The loss and damage were estimated to have cost the California growers about $100,000 in 1930. All this was to force the growers to sell through the Union Pacific Produce Company and sell for prices that Terranova dictated.

Intimidation was not restricted to the west coast. Frank Mortori was a NYC vegetable merchant who refused to buy from the mob. One day, four of his drivers were abducted and badly beaten. According to the head of the California growers, people who were investigating the racketeering were threatened with death unless they “left town in a hurry.”

By the time of the artichoke ban Terranova had already been pushed out of the artichoke business by younger and more aggressive Mafia bosses. At the time of his death in 1938 the “King” was penniless.

As part of the ban, LaGuardia asked the growers of California to start selling to independent wholesalers rather than the mob when the ban was lifted. They responded through a newspaper reporter from San Francisco that until the parties were convicted and in prison it was too dangerous to bypass the mob. They said, “the growers will not care to risk retribution in physical violence and property damage.” LaGuardia forwarded that message to J Edgar Hoover.

The ban was coupled with several arrests, but what ultimately broke up the Mafia control of artichokes was the dissolution of their intermediary Union Pacific Produce Company.

The growers of the Coastside sent a letter to LaGuardia thanking him profusely for breaking up the monopoly. It was signed by 19 Coastside residents, the first and largest signature was that of Dante Dianda, our first “Artichoke King.”

When the ban was lifted, LaGuardia reached out to restaurants and asked them to include artichokes in their menus. That request, plus the press coverage of the ban boosted the sale of artichokes in New York City.

 

Coastside Dethroned

During the first 35 years of artichokes growing on the Coastside, the community prospered. However, the Italians who did all the work didn’t benefit as much. The immigrant farmers were squeezed on one side by the landowners and on the other side by the Mafia. But by 1935 that was changing.

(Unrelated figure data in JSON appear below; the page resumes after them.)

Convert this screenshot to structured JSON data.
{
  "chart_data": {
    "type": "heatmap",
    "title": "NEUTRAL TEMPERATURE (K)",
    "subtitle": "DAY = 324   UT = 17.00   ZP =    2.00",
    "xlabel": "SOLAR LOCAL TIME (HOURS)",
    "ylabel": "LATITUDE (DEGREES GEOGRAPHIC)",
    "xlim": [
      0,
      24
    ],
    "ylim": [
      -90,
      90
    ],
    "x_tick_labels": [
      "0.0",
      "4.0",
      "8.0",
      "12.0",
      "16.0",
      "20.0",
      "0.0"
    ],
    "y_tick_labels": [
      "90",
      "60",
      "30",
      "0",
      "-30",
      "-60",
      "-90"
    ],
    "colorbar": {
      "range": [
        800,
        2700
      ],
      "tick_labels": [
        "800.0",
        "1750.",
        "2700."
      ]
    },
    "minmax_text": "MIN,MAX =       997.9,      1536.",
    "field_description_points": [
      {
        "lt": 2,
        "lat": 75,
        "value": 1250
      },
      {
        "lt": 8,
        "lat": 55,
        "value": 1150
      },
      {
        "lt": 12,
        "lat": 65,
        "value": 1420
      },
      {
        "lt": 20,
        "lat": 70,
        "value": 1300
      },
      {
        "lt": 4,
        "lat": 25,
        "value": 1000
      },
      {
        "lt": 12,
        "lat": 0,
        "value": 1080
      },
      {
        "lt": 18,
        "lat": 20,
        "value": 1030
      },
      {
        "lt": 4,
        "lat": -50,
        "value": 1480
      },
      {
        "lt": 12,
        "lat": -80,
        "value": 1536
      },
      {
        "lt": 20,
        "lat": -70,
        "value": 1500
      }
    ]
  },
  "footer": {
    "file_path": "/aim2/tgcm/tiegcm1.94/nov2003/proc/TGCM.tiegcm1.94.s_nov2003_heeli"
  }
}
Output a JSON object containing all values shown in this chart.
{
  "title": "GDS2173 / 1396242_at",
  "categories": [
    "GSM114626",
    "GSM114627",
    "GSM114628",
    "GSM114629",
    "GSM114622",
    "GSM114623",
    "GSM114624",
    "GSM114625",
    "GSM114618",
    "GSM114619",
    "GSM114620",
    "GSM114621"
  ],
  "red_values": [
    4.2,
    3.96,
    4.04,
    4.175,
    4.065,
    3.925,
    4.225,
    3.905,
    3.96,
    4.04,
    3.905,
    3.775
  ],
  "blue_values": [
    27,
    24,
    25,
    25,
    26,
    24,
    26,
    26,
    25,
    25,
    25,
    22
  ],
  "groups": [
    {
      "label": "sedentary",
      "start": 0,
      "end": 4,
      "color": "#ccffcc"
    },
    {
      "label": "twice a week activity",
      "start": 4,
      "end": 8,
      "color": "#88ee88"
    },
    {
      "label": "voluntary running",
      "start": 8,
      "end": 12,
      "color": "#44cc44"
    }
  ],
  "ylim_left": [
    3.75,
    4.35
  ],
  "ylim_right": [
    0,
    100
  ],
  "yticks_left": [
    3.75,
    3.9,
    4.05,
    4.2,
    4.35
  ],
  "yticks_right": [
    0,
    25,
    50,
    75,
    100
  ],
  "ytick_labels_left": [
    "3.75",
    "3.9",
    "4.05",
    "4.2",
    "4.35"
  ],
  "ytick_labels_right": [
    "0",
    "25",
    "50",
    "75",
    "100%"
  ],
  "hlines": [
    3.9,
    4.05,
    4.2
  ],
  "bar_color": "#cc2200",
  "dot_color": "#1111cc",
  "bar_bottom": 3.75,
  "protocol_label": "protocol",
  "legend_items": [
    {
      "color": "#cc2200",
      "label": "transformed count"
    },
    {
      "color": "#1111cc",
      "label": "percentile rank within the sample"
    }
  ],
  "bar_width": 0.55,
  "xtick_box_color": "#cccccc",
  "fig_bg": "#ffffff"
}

From the 1930 census, farm ownership was up to 30% and the breaking of the Mafia monopoly allowed them to get more money for the artichokes.

 

 Dante Dianda, the Artichoke King, on left on his El Granada artichoke farm courtesy of HMBHA.

 

However, for some, that was too little too late. By the 1930s, the bulk of the artichoke production had started to move south. The Coastside is an excellent place to grow artichokes, but northern Monterey County is even better. The Coastside was the first artichoke capital of the United States, if not the world. But like so many other things, those days are gone.

 


 

Half Moon Bay History Association’s ~ Coastside Chronicles for Spring 2024 by Bill Scholtz.